The proper mindset is to evolve indefinitely, without bounds (like the ones mentioned by Ron Gordon - by the way, why should one ever care the others options, limits?), and even Ramanujan,
if considered there as a limit, is there to be overpassed one day, and this performance would be a profound act of recognition and respect for all his work. Develop your mathematical thinking originally, no matter the problems you meet, try to find new ways, develop, create new ways, the process of creation is perhaps one of the most powerful ways to reach a deep understanding of the mathematics you do and for getting the results you expect and even more than that.

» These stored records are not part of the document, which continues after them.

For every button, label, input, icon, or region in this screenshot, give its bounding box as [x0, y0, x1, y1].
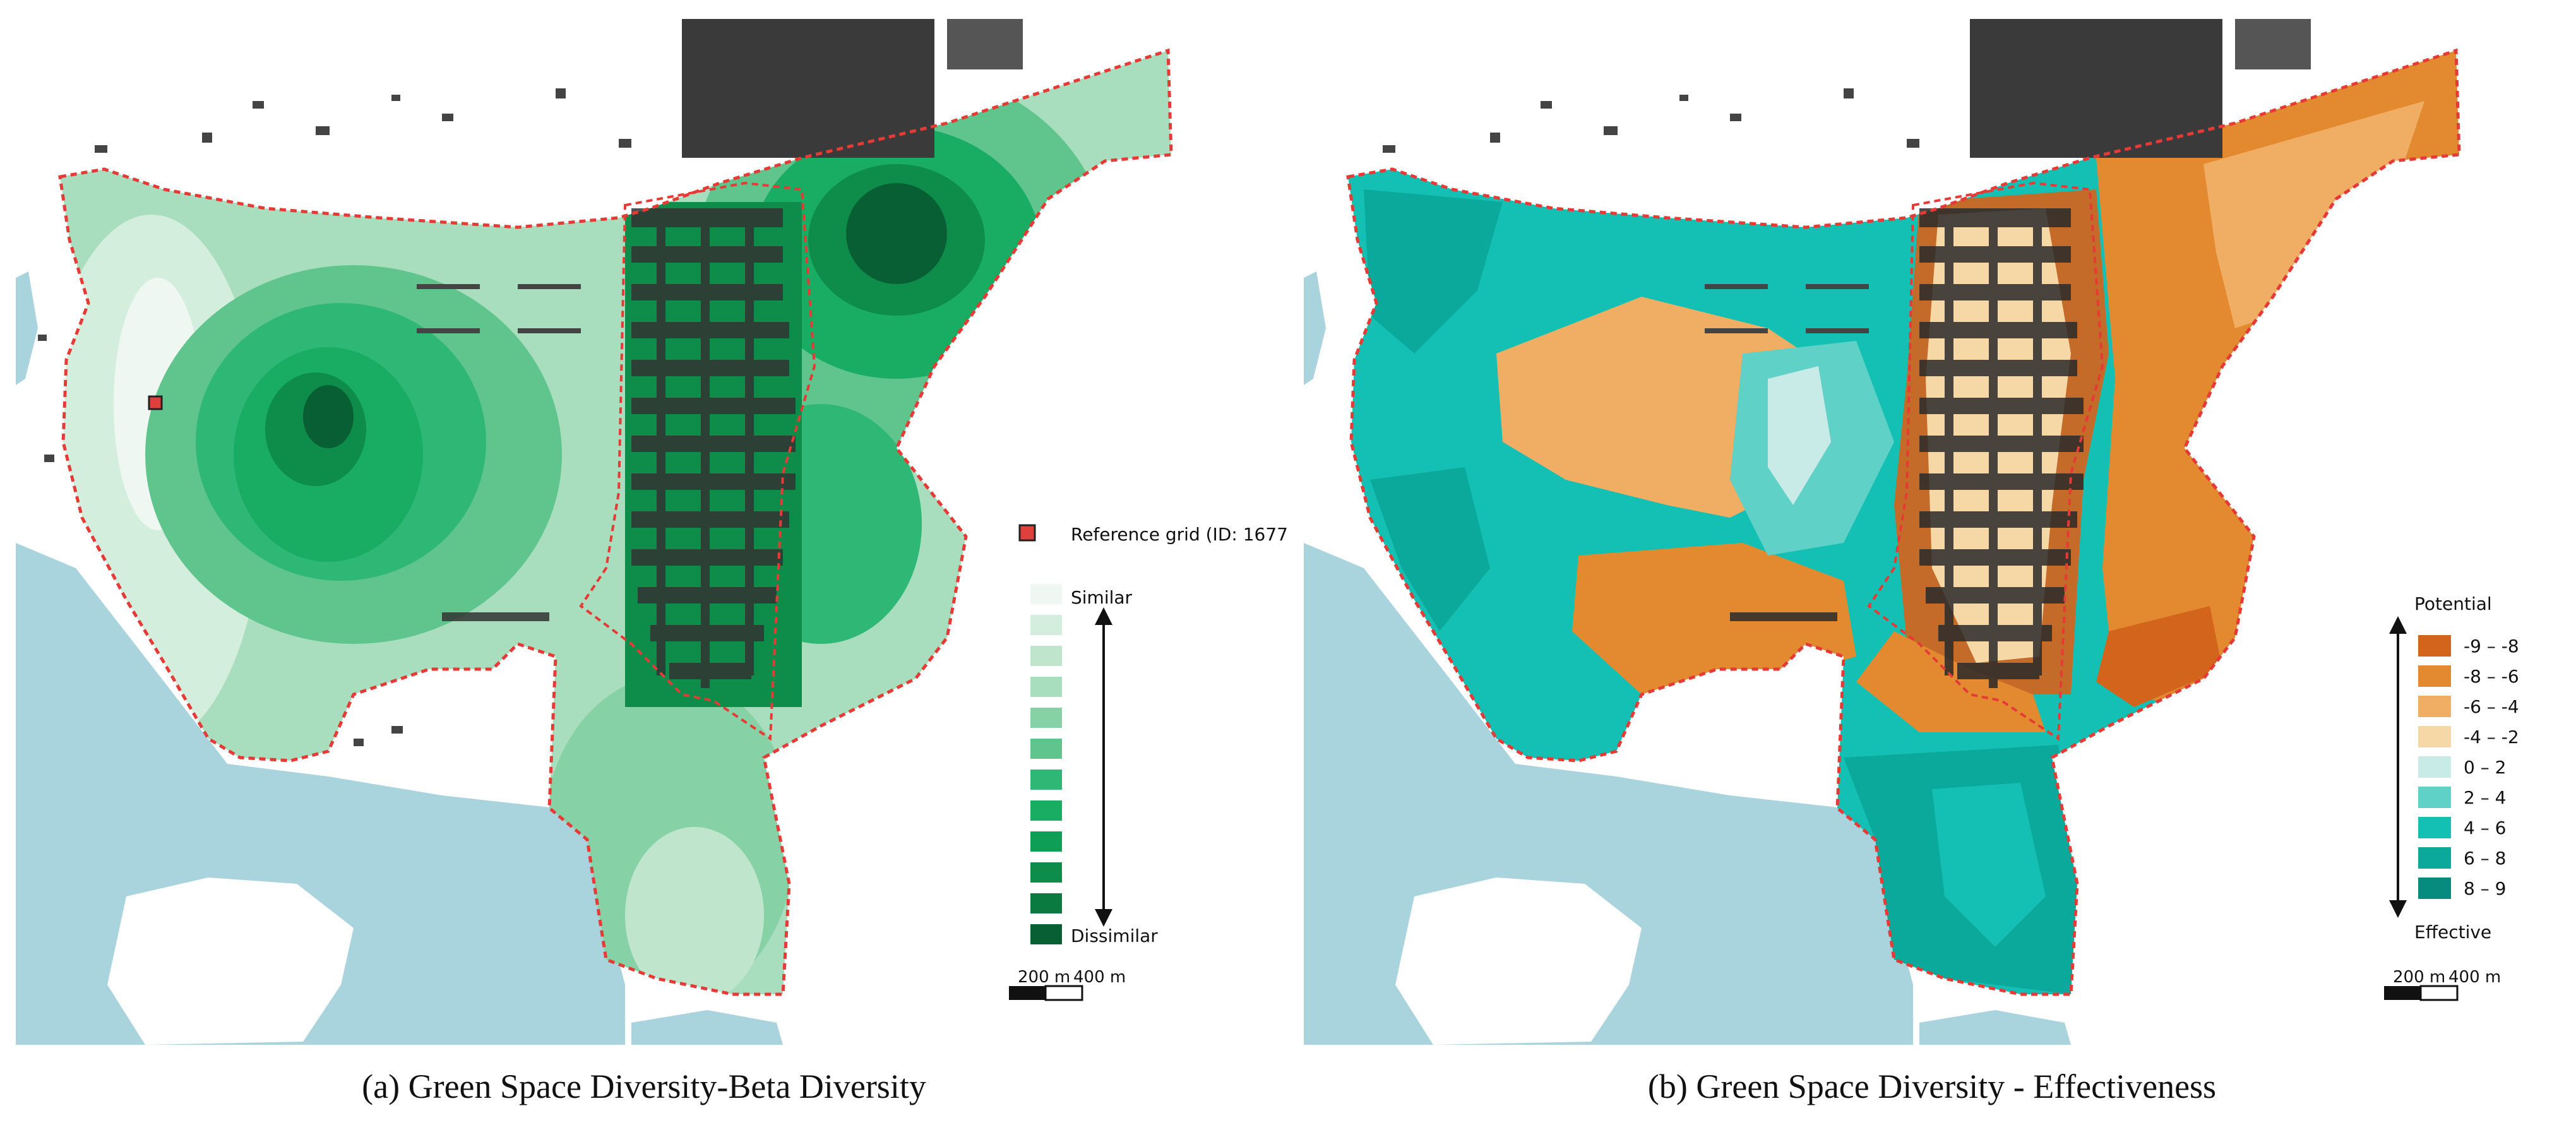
scattered-buildings [38, 88, 631, 746]
water-body [16, 271, 38, 385]
legend-swatch-3 [2418, 696, 2451, 717]
water-body [1304, 271, 1326, 385]
legend-swatch-5 [2418, 756, 2451, 778]
legend-swatch-4 [1030, 677, 1062, 697]
legend-swatch-1 [1030, 584, 1062, 604]
building-blocks [1730, 208, 2084, 688]
legend-swatch-9 [1030, 831, 1062, 852]
study-area-boundary [1346, 48, 2461, 996]
legend-class-label-4: -4 – -2 [2464, 727, 2519, 747]
legend-swatch-4 [2418, 726, 2451, 747]
panel-beta-diversity: Reference grid (ID: 16770) Similar Dissi… [16, 16, 1288, 1105]
water-body [631, 1010, 783, 1045]
legend-class-label-2: -8 – -6 [2464, 666, 2519, 687]
legend-top-label: Potential [2414, 593, 2492, 614]
legend-swatch-6 [2418, 787, 2451, 808]
legend-swatch-10 [1030, 862, 1062, 883]
legend-swatch-2 [2418, 665, 2451, 687]
legend-class-label-3: -6 – -4 [2464, 696, 2519, 717]
water-body [1919, 1010, 2071, 1045]
scale-label-400: 400 m [1073, 968, 1126, 987]
legend-swatch-1 [2418, 635, 2451, 657]
caption-beta-diversity: (a) Green Space Diversity-Beta Diversity [362, 1068, 926, 1105]
legend-swatch-8 [2418, 847, 2451, 869]
legend-reference-label: Reference grid (ID: 16770) [1071, 524, 1288, 545]
map-beta-diversity: Reference grid (ID: 16770) Similar Dissi… [16, 16, 1288, 1045]
caption-effectiveness: (b) Green Space Diversity - Effectivenes… [1647, 1068, 2217, 1105]
legend-arrow-head-up [1095, 607, 1112, 625]
scale-bar: 200 m 400 m [2384, 968, 2501, 1001]
legend-swatch-12 [1030, 924, 1062, 944]
legend-arrow-head-up [2389, 616, 2407, 634]
legend-reference-symbol [1018, 524, 1036, 542]
legend-swatch-11 [1030, 893, 1062, 913]
legend-class-label-1: -9 – -8 [2464, 636, 2519, 657]
legend-class-label-7: 4 – 6 [2464, 818, 2506, 838]
legend-beta-diversity: Reference grid (ID: 16770) Similar Dissi… [1018, 524, 1288, 946]
legend-swatch-7 [2418, 817, 2451, 838]
legend-bottom-label: Effective [2414, 922, 2491, 943]
building-blocks [442, 208, 796, 688]
study-area-boundary [58, 48, 1173, 996]
legend-effectiveness: Potential -9 – -8 -8 – -6 -6 – -4 -4 – -2 0 … [2389, 593, 2519, 943]
panel-effectiveness: Potential -9 – -8 -8 – -6 -6 – -4 -4 – -2 0 … [1288, 0, 2576, 1130]
district-boundary [579, 181, 816, 741]
island [1395, 877, 1642, 1045]
legend-class-label-9: 8 – 9 [2464, 878, 2506, 899]
legend-class-label-5: 0 – 2 [2464, 757, 2506, 778]
legend-swatch-9 [2418, 877, 2451, 899]
scale-label-200: 200 m [2393, 968, 2445, 987]
legend-top-label: Similar [1071, 587, 1133, 608]
scattered-buildings [1383, 88, 1919, 333]
reference-grid-marker [148, 395, 163, 410]
legend-class-label-8: 6 – 8 [2464, 848, 2506, 869]
legend-arrow-head-down [1095, 909, 1112, 927]
legend-swatch-3 [1030, 646, 1062, 666]
scale-label-400: 400 m [2448, 968, 2501, 987]
legend-bottom-label: Dissimilar [1071, 925, 1158, 946]
scale-label-200: 200 m [1018, 968, 1070, 987]
legend-swatch-8 [1030, 800, 1062, 821]
legend-class-label-6: 2 – 4 [2464, 787, 2506, 808]
legend-swatch-6 [1030, 739, 1062, 759]
legend-swatch-2 [1030, 615, 1062, 635]
legend-swatch-5 [1030, 708, 1062, 728]
scale-bar: 200 m 400 m [1009, 968, 1126, 1001]
island [107, 877, 354, 1045]
district-boundary [1867, 181, 2104, 741]
map-effectiveness: Potential -9 – -8 -8 – -6 -6 – -4 -4 – -2 0 … [1304, 16, 2519, 1045]
legend-arrow-head-down [2389, 900, 2407, 918]
legend-swatch-7 [1030, 770, 1062, 790]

Then remember one of the critical points, you're never in a competition with anyone, you only want to acquire better and better knowledge, indefinitely, reaching the highest peaks absolutely freely, being independent of the results by others. Don't spend time looking around and trying to compare yourself with anybody, and don't be scared by the way some manage to post solutions here, behind all is just a huge amount of work, you don't have to be a genius to do anything of what has ever been posted here. I'm confindent that you can do anything and far more if you truly want it.

As a last word, challenge yourself permanently with much courage and high confidence, be tougher with yourself than others could be with you in terms of mathematical challenges, and be ready, prepared anytime to face the worst integrals. Never give up! When you fail, you retreat, build new weapons, new strategies, and return until you put everything down.